Ultimately, communication is a two way street. Sometimes we think we’re making sense, when the person we’re talking to has no idea what we’re saying. It may be cultural barriers, or it may be because we’re just not being clear. Because everyone’s different, it’s important that you know when the person you’re talking to doesn’t understand, so that you can try to explain things better. This means that, depending on the situation and the people involved, your methods of communication will have to change. Most of the time, however, it is better to be straightforward than to be vague.

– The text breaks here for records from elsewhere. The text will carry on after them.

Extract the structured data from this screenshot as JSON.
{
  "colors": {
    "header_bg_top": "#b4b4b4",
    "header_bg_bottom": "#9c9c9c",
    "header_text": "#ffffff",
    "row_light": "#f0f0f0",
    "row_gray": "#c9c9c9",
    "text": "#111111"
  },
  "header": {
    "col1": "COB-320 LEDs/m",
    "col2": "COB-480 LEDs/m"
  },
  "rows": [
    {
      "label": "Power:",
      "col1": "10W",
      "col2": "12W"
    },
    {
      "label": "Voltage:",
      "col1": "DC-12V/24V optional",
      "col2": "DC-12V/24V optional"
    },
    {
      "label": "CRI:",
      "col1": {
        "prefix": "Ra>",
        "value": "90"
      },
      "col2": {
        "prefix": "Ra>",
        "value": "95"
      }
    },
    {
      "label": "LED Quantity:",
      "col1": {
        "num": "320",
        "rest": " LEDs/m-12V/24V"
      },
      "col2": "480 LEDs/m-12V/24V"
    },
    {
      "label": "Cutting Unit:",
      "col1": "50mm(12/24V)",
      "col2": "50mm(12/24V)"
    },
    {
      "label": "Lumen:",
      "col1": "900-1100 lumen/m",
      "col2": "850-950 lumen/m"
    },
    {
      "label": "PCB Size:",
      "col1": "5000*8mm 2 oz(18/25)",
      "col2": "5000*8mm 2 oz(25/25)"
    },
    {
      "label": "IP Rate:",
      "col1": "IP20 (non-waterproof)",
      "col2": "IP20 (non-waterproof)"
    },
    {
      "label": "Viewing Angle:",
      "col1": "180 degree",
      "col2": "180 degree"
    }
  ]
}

It’s better to just say what you mean.
Three Steps to Being a Better Communicator
The first step to useful communication is to connect. This could be as simple as making the first move by sending an email or making a phone call. On a deeper level, making a connection has more to do with finding things in common. In the professional world, this means stating very clearly how your purpose in contacting them is related to what they do. To make this connection is very important. You might get into a situation where it seems like beating around the bush is more polite, but it can often lead to the other person missing the point completely. People respond much more quickly to direct, yet tactful lines of reason than they do inarticulate rambling.

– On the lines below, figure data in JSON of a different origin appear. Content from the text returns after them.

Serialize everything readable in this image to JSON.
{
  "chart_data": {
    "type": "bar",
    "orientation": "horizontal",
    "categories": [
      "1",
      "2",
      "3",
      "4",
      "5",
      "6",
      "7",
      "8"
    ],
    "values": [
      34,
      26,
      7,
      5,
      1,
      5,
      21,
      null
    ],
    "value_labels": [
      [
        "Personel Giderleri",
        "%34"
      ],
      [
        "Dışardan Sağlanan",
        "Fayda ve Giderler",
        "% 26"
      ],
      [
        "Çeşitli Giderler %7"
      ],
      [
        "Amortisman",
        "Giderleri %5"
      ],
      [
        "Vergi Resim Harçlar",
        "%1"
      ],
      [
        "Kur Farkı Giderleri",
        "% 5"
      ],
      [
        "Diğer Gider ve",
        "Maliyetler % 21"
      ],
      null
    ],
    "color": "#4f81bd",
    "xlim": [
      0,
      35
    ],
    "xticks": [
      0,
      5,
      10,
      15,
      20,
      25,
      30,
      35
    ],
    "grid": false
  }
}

What if taking an assertive stance just feels like the most difficult social situation you can think of? There are ways to get around the nerves. First of all, breathe. Often when people get into stressful situations–as can be the case when trying to get something you want from people you think don’t want to give it to you–they forget to breathe. Taking in that breath eases your mind and keeps it focused on what you want to say. Secondly, practice. Even if this means practicing in front of the mirror or with your spouse, if you know that you have the tendency to get tongue-tied or to suddenly get shy, it’s beneficial to rehearse a bit beforehand. Thirdly, you want to learn the art of being concise. Some people will go on about their daughter’s Sweet 16 for an hour before they get to the real discussion about the price of a vehicle they want to buy. Others will hum-and-haw about what’s on their own calendar before asking if they can get an appointment on such and such day.
The key to getting what you want when you need it is to learn how to say it sooner rather than later. This is not to say that social interaction isn’t necessary. On the contrary! Asking someone about their day or their family could be just the opening you need to bring up a topic. At the same time, pay attention to their reaction and avoid circling around the point.
On a final note, we all know the adage, “Say what you mean and mean what you say.” This is crucial to success. If people perceive you as someone who cannot put their ideas into words, or worse, as someone who is unreliable, then you are in for a lot of trouble. It will be difficult for people to trust you, and especially if you’re in a leadership position, to follow you.
A person who is good at communicating knows how to read the situation, clearly articulates what needs to be done, avoids mixed messages and playing people off one another, and often has an easy to follow design or direction in mind. Become this kind of person by learning how to clearly and concisely put your thoughts into words.